The extensions and the phase information could later be extended for
processing by other programs to generate HLLCompiler integration so
the the loader aspect does not get separated. A 
HLLCompiler-integration-generator
may be a worthy TODO.

The potential for the file is to integrate installation,loading, and maybe
even HLLCompiler integration in a single place that can be edited with
zero knowledge of parrot internals, only architecture.

With this approach I completely ripped out

#ifdef PARROT_PLATFORM_LIB_PATH_INIT_HOOK
    PARROT_PLATFORM_LIB_PATH_INIT_HOOK(interp, lib_paths);
#endif

which was a pretty high bar for a vendor to build a search space. Now they
can edit a simple data file that gets merged when present.

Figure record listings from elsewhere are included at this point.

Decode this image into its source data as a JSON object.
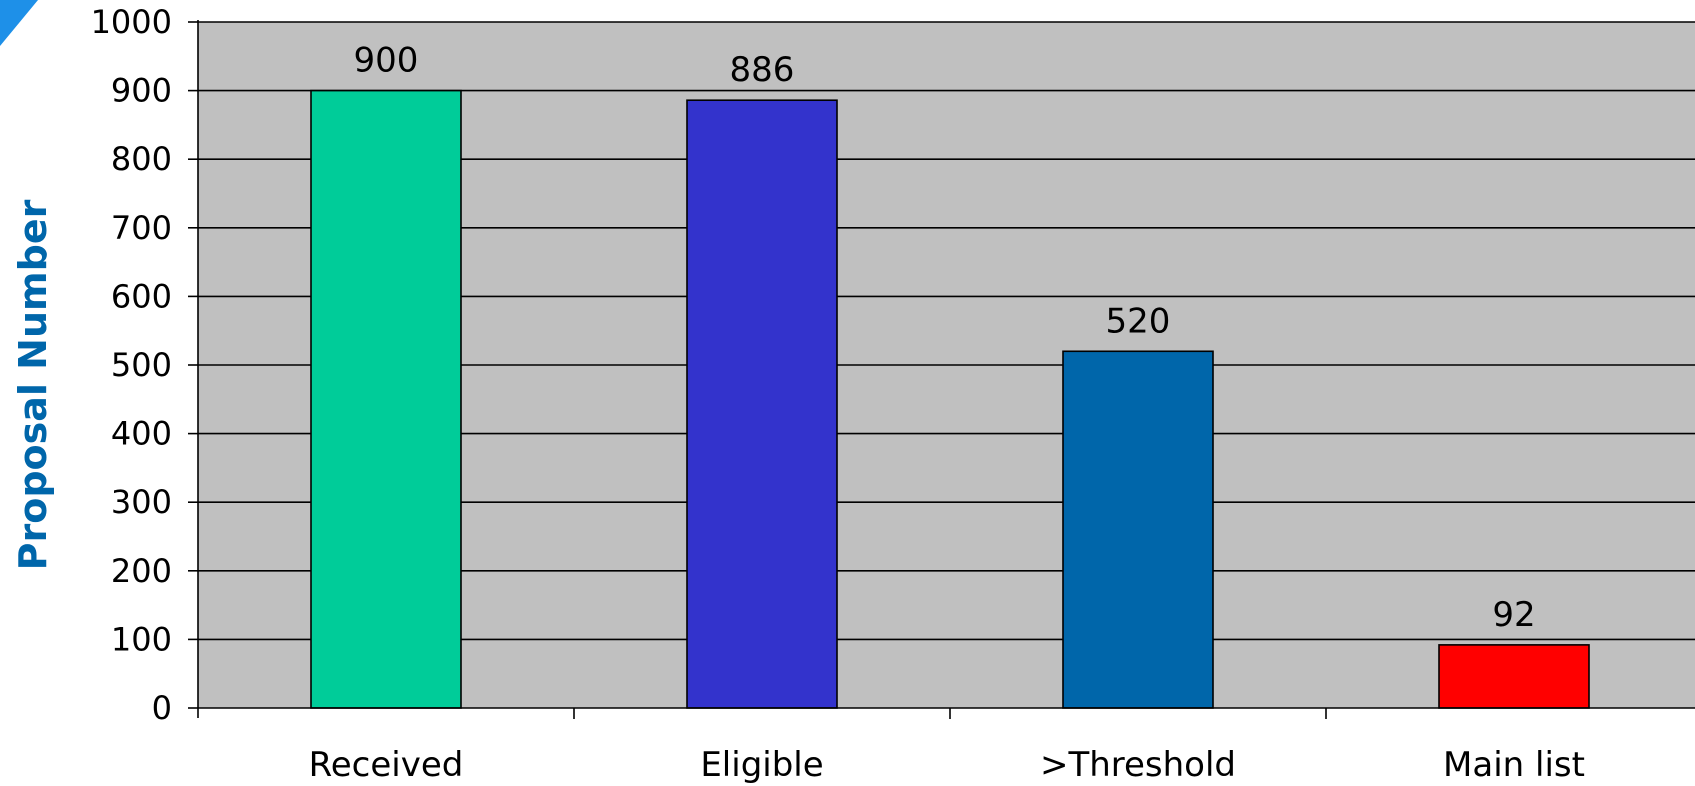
{
  "chart_data": {
    "type": "bar",
    "categories": [
      "Received",
      "Eligible",
      ">Threshold",
      "Main list"
    ],
    "values": [
      900,
      886,
      520,
      92
    ],
    "data_labels": [
      "900",
      "886",
      "520",
      "92"
    ],
    "bar_colors": [
      "#00CC99",
      "#3333CC",
      "#0066AA",
      "#FF0000"
    ],
    "ylabel": "Proposal Number",
    "ylim": [
      0,
      1000
    ],
    "yticks": [
      "0",
      "100",
      "200",
      "300",
      "400",
      "500",
      "600",
      "700",
      "800",
      "900",
      "1000"
    ],
    "grid": true,
    "legend": "none",
    "plot_background": "#C0C0C0",
    "ylabel_color": "#0066AA",
    "corner_accent_color": "#1E90E8"
  }
}
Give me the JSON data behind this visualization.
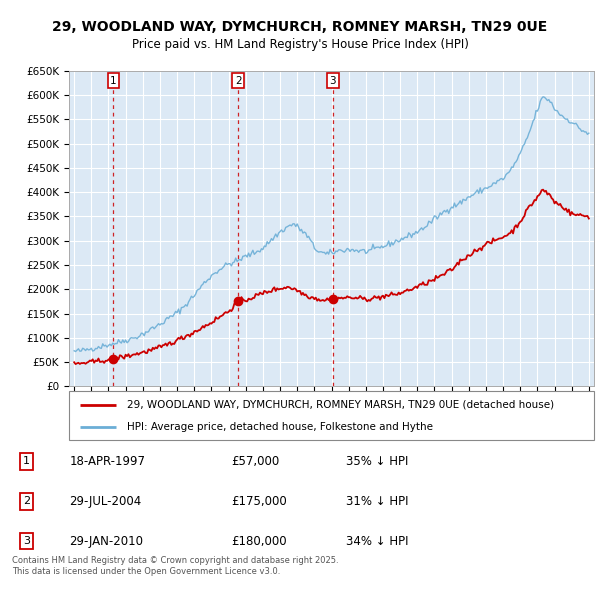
{
  "title": "29, WOODLAND WAY, DYMCHURCH, ROMNEY MARSH, TN29 0UE",
  "subtitle": "Price paid vs. HM Land Registry's House Price Index (HPI)",
  "bg_color": "#dce9f5",
  "grid_color": "#ffffff",
  "red_line_color": "#cc0000",
  "blue_line_color": "#6baed6",
  "ylim": [
    0,
    650000
  ],
  "yticks": [
    0,
    50000,
    100000,
    150000,
    200000,
    250000,
    300000,
    350000,
    400000,
    450000,
    500000,
    550000,
    600000,
    650000
  ],
  "ytick_labels": [
    "£0",
    "£50K",
    "£100K",
    "£150K",
    "£200K",
    "£250K",
    "£300K",
    "£350K",
    "£400K",
    "£450K",
    "£500K",
    "£550K",
    "£600K",
    "£650K"
  ],
  "xlim_start": 1994.7,
  "xlim_end": 2025.3,
  "sales": [
    {
      "num": 1,
      "date": "18-APR-1997",
      "year": 1997.29,
      "price": 57000,
      "pct": "35%",
      "dir": "↓"
    },
    {
      "num": 2,
      "date": "29-JUL-2004",
      "year": 2004.57,
      "price": 175000,
      "pct": "31%",
      "dir": "↓"
    },
    {
      "num": 3,
      "date": "29-JAN-2010",
      "year": 2010.08,
      "price": 180000,
      "pct": "34%",
      "dir": "↓"
    }
  ],
  "legend_red": "29, WOODLAND WAY, DYMCHURCH, ROMNEY MARSH, TN29 0UE (detached house)",
  "legend_blue": "HPI: Average price, detached house, Folkestone and Hythe",
  "footer": "Contains HM Land Registry data © Crown copyright and database right 2025.\nThis data is licensed under the Open Government Licence v3.0.",
  "hpi_years": [
    1995.0,
    1995.5,
    1996.0,
    1996.5,
    1997.0,
    1997.5,
    1998.0,
    1998.5,
    1999.0,
    1999.5,
    2000.0,
    2000.5,
    2001.0,
    2001.5,
    2002.0,
    2002.5,
    2003.0,
    2003.5,
    2004.0,
    2004.5,
    2005.0,
    2005.5,
    2006.0,
    2006.5,
    2007.0,
    2007.5,
    2007.8,
    2008.3,
    2008.7,
    2009.0,
    2009.3,
    2009.7,
    2010.0,
    2010.5,
    2011.0,
    2011.5,
    2012.0,
    2012.5,
    2013.0,
    2013.5,
    2014.0,
    2014.5,
    2015.0,
    2015.5,
    2016.0,
    2016.5,
    2017.0,
    2017.5,
    2018.0,
    2018.5,
    2019.0,
    2019.5,
    2020.0,
    2020.2,
    2020.5,
    2021.0,
    2021.5,
    2022.0,
    2022.3,
    2022.7,
    2023.0,
    2023.5,
    2024.0,
    2024.5,
    2025.0
  ],
  "hpi_prices": [
    72000,
    74000,
    78000,
    82000,
    86000,
    90000,
    95000,
    100000,
    108000,
    118000,
    128000,
    140000,
    152000,
    168000,
    188000,
    210000,
    228000,
    242000,
    252000,
    258000,
    268000,
    275000,
    285000,
    302000,
    318000,
    330000,
    335000,
    320000,
    305000,
    285000,
    278000,
    272000,
    275000,
    280000,
    282000,
    280000,
    278000,
    282000,
    288000,
    295000,
    302000,
    310000,
    318000,
    330000,
    345000,
    358000,
    370000,
    378000,
    390000,
    400000,
    408000,
    418000,
    428000,
    435000,
    448000,
    478000,
    520000,
    570000,
    595000,
    590000,
    572000,
    555000,
    545000,
    530000,
    520000
  ],
  "red_years": [
    1995.0,
    1996.0,
    1997.0,
    1997.29,
    1998.0,
    1999.0,
    2000.0,
    2001.0,
    2002.0,
    2003.0,
    2004.0,
    2004.57,
    2005.0,
    2005.5,
    2006.0,
    2006.5,
    2007.0,
    2007.5,
    2008.0,
    2008.5,
    2009.0,
    2009.5,
    2010.0,
    2010.08,
    2010.5,
    2011.0,
    2011.5,
    2012.0,
    2012.5,
    2013.0,
    2013.5,
    2014.0,
    2015.0,
    2016.0,
    2017.0,
    2017.5,
    2018.0,
    2018.5,
    2019.0,
    2019.5,
    2020.0,
    2020.5,
    2021.0,
    2021.5,
    2022.0,
    2022.3,
    2022.7,
    2023.0,
    2023.5,
    2024.0,
    2025.0
  ],
  "red_prices": [
    46000,
    50000,
    55000,
    57000,
    62000,
    70000,
    80000,
    95000,
    112000,
    132000,
    155000,
    175000,
    178000,
    185000,
    192000,
    198000,
    202000,
    205000,
    198000,
    188000,
    182000,
    178000,
    180000,
    180000,
    182000,
    183000,
    182000,
    180000,
    182000,
    185000,
    188000,
    192000,
    205000,
    220000,
    240000,
    258000,
    270000,
    282000,
    292000,
    300000,
    308000,
    318000,
    340000,
    368000,
    390000,
    405000,
    395000,
    380000,
    370000,
    355000,
    350000
  ]
}
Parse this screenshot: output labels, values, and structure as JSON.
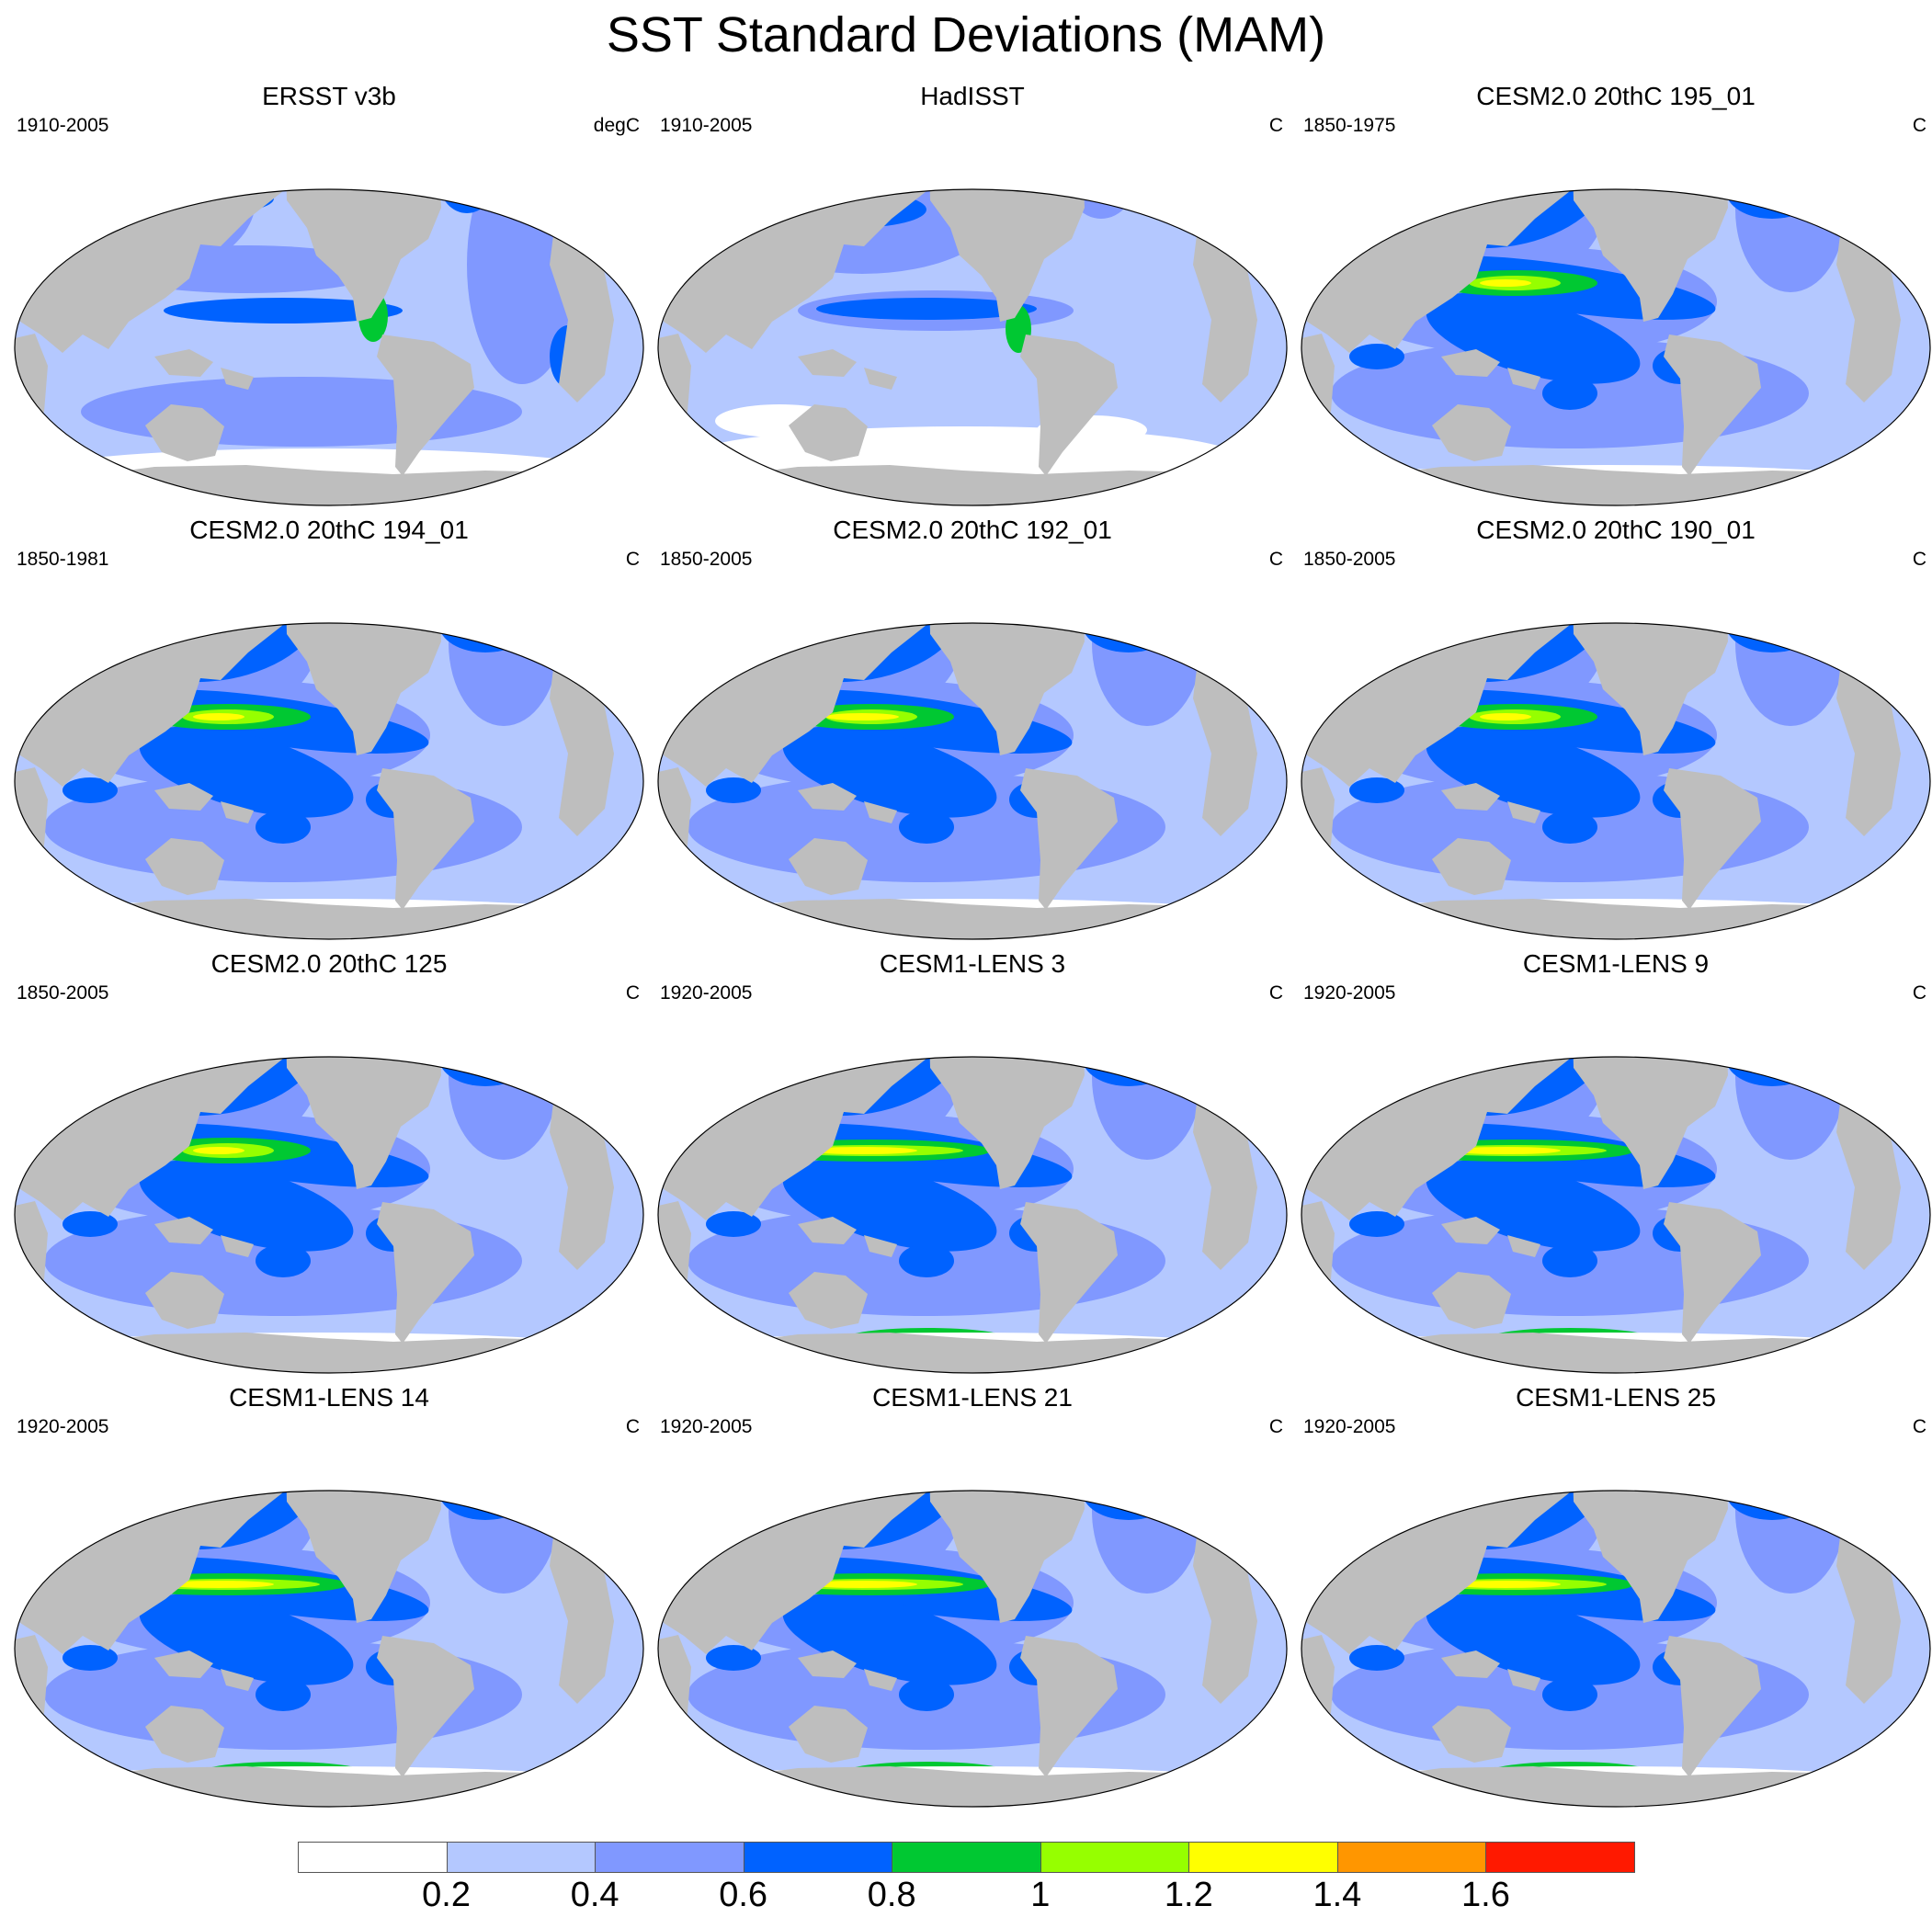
{
  "title": "SST Standard Deviations (MAM)",
  "panels": [
    {
      "title": "ERSST v3b",
      "period": "1910-2005",
      "units": "degC",
      "pattern": "obs1"
    },
    {
      "title": "HadISST",
      "period": "1910-2005",
      "units": "C",
      "pattern": "obs2"
    },
    {
      "title": "CESM2.0 20thC 195_01",
      "period": "1850-1975",
      "units": "C",
      "pattern": "cesm2"
    },
    {
      "title": "CESM2.0 20thC 194_01",
      "period": "1850-1981",
      "units": "C",
      "pattern": "cesm2"
    },
    {
      "title": "CESM2.0 20thC 192_01",
      "period": "1850-2005",
      "units": "C",
      "pattern": "cesm2b"
    },
    {
      "title": "CESM2.0 20thC 190_01",
      "period": "1850-2005",
      "units": "C",
      "pattern": "cesm2"
    },
    {
      "title": "CESM2.0 20thC 125",
      "period": "1850-2005",
      "units": "C",
      "pattern": "cesm2"
    },
    {
      "title": "CESM1-LENS 3",
      "period": "1920-2005",
      "units": "C",
      "pattern": "lens"
    },
    {
      "title": "CESM1-LENS 9",
      "period": "1920-2005",
      "units": "C",
      "pattern": "lens"
    },
    {
      "title": "CESM1-LENS 14",
      "period": "1920-2005",
      "units": "C",
      "pattern": "lens"
    },
    {
      "title": "CESM1-LENS 21",
      "period": "1920-2005",
      "units": "C",
      "pattern": "lens"
    },
    {
      "title": "CESM1-LENS 25",
      "period": "1920-2005",
      "units": "C",
      "pattern": "lens"
    }
  ],
  "colorbar": {
    "labels": [
      "0.2",
      "0.4",
      "0.6",
      "0.8",
      "1",
      "1.2",
      "1.4",
      "1.6"
    ],
    "colors": [
      "#ffffff",
      "#b4c8ff",
      "#8098ff",
      "#0062ff",
      "#00c832",
      "#96ff00",
      "#ffff00",
      "#ff9600",
      "#ff1900"
    ]
  },
  "land_color": "#bebebe",
  "ice_color": "#ffffff"
}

I have a foo.pl currently but it is a hack to get me too tinkering with the
build system. It will probably need someone familiar with that system to
parrot'ize it.

As far as integration goes, this file is currently just #include'd in
src/library.c

A more polished approach would be to build it as a separate object. In that
way a table for the working-copy parrot, and a leaner install parrot could
be made at the linking phase.

The End. 

With the extension-guessing, and the new infrastructure for
populating the path/extension tables, it should be possible to update
the install target and get a functionally equivalent parrot.

Thanks for reading this. Comments are welcome.

More intrusive patch is in-progress. Note that the current patches I have 
attached 
in RT in conjuction with a deprecation of extensions can move things forward 
while 
I work on the more in-depth API issues.

Since my patches were going against the trunk I need to introduce changes 
incrementally,
I hope this clarifies my goals sufficiently that the merit of the changes can 
be fully
appreciated, and addressed at a higher level than patches.